Workers in protective suits load household garbage to a truck at a home quarantine medical observation site in Shaoxing

BEIJING (Reuters) - A city in China's Zhejiang province will offer experimental coronavirus vaccines to its residents, as China broadens an emergency use programme to people in non-priority groups.

Residents aged between 18 and 59 in the city of Shaoxing, who are not in priority groups, can apply online for inoculation, the city's health commission said on Tuesday on its WeChat account. It did not name the vaccine, say when inoculation would start or how many doses would be offered.

Hundreds of thousands of people have already taken experimental COVID-19 vaccines in China since it launched its emergency use programme in July aimed at essential workers and other limited groups of people at higher risk of infection. The use of shots that are still under study has raised safety concern among experts. [nL4N2G743G]
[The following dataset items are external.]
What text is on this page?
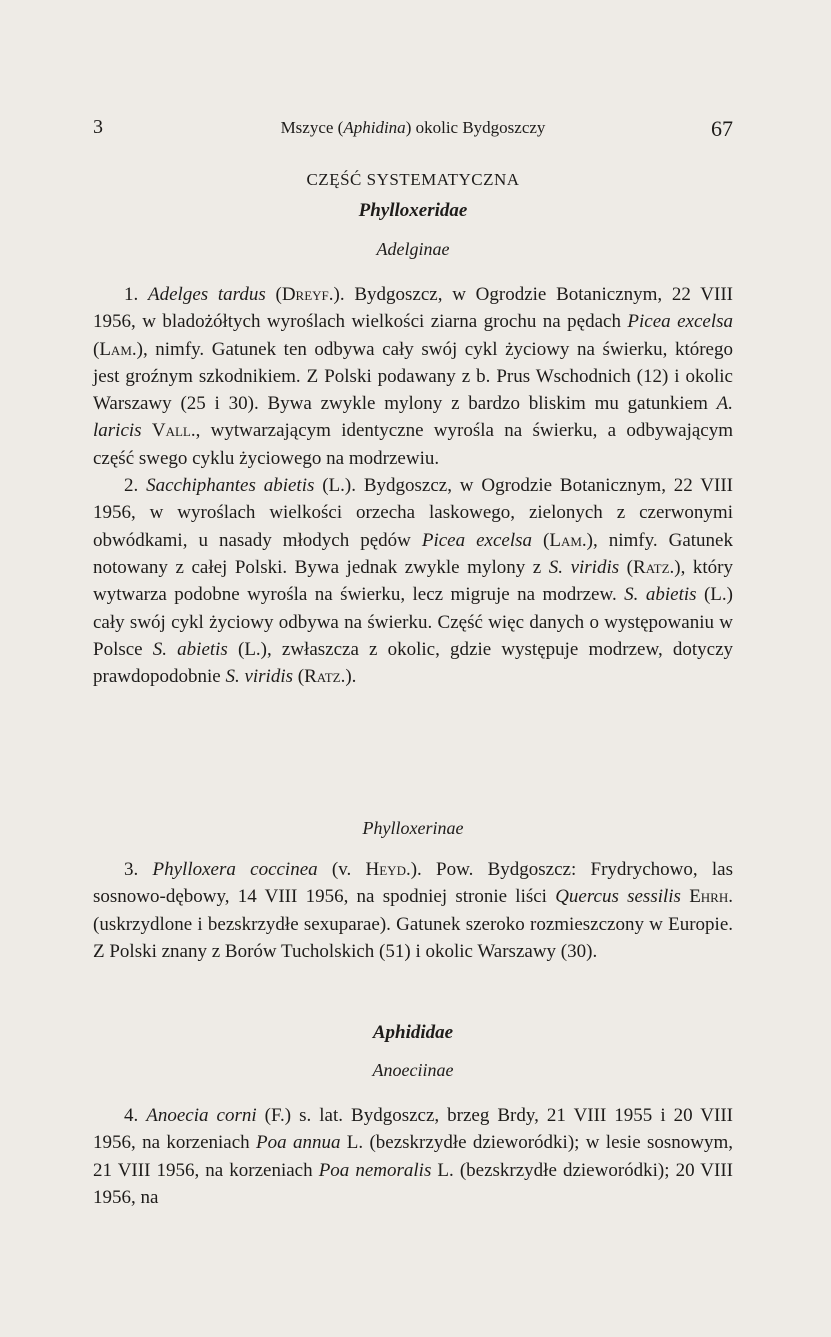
3	Mszyce (Aphidina) okolic Bydgoszczy	67
CZĘŚĆ SYSTEMATYCZNA
Phylloxeridae
Adelginae

1. Adelges tardus (Dreyf.). Bydgoszcz, w Ogrodzie Botanicznym, 22 VIII 1956, w bladożółtych wyroślach wielkości ziarna grochu na pędach Picea excelsa (Lam.), nimfy. Gatunek ten odbywa cały swój cykl życiowy na świerku, którego jest groźnym szkodnikiem. Z Polski podawany z b. Prus Wschodnich (12) i okolic Warszawy (25 i 30). Bywa zwykle mylony z bardzo bliskim mu gatunkiem A. laricis Vall., wytwarzającym identyczne wyrośla na świerku, a odbywającym część swego cyklu życiowego na modrzewiu.

2. Sacchiphantes abietis (L.). Bydgoszcz, w Ogrodzie Botanicznym, 22 VIII 1956, w wyroślach wielkości orzecha laskowego, zielonych z czerwonymi obwódkami, u nasady młodych pędów Picea excelsa (Lam.), nimfy. Gatunek notowany z całej Polski. Bywa jednak zwykle mylony z S. viridis (Ratz.), który wytwarza podobne wyrośla na świerku, lecz migruje na modrzew. S. abietis (L.) cały swój cykl życiowy odbywa na świerku. Część więc danych o występowaniu w Polsce S. abietis (L.), zwłaszcza z okolic, gdzie występuje modrzew, dotyczy prawdopodobnie S. viridis (Ratz.).

Phylloxerinae

3. Phylloxera coccinea (v. Heyd.). Pow. Bydgoszcz: Frydrychowo, las sosnowo-dębowy, 14 VIII 1956, na spodniej stronie liści Quercus sessilis Ehrh. (uskrzydlone i bezskrzydłe sexuparae). Gatunek szeroko rozmieszczony w Europie. Z Polski znany z Borów Tucholskich (51) i okolic Warszawy (30).

Aphididae
Anoeciinae

4. Anoecia corni (F.) s. lat. Bydgoszcz, brzeg Brdy, 21 VIII 1955 i 20 VIII 1956, na korzeniach Poa annua L. (bezskrzydłe dzieworódki); w lesie sosnowym, 21 VIII 1956, na korzeniach Poa nemoralis L. (bezskrzydłe dzieworódki); 20 VIII 1956, na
Last week, Zhejiang became the first Chinese province to offer the voluntary inoculation to non-priority residents via the emergency use programme, without specifying how many people will be vaccinated.

Shaoxing residents that choose to be inoculated will need to give reasons for wanting the vaccine on their applications and will be charged 400 yuan ($60) for two doses, with an additional inoculation fee of 28 yuan per dose, the city said.

It was not immediately clear whether the city will screen applicants based on these reasons, or whether the costs could be subsidised. Shaoxing's health commission did not respond to requests for comment.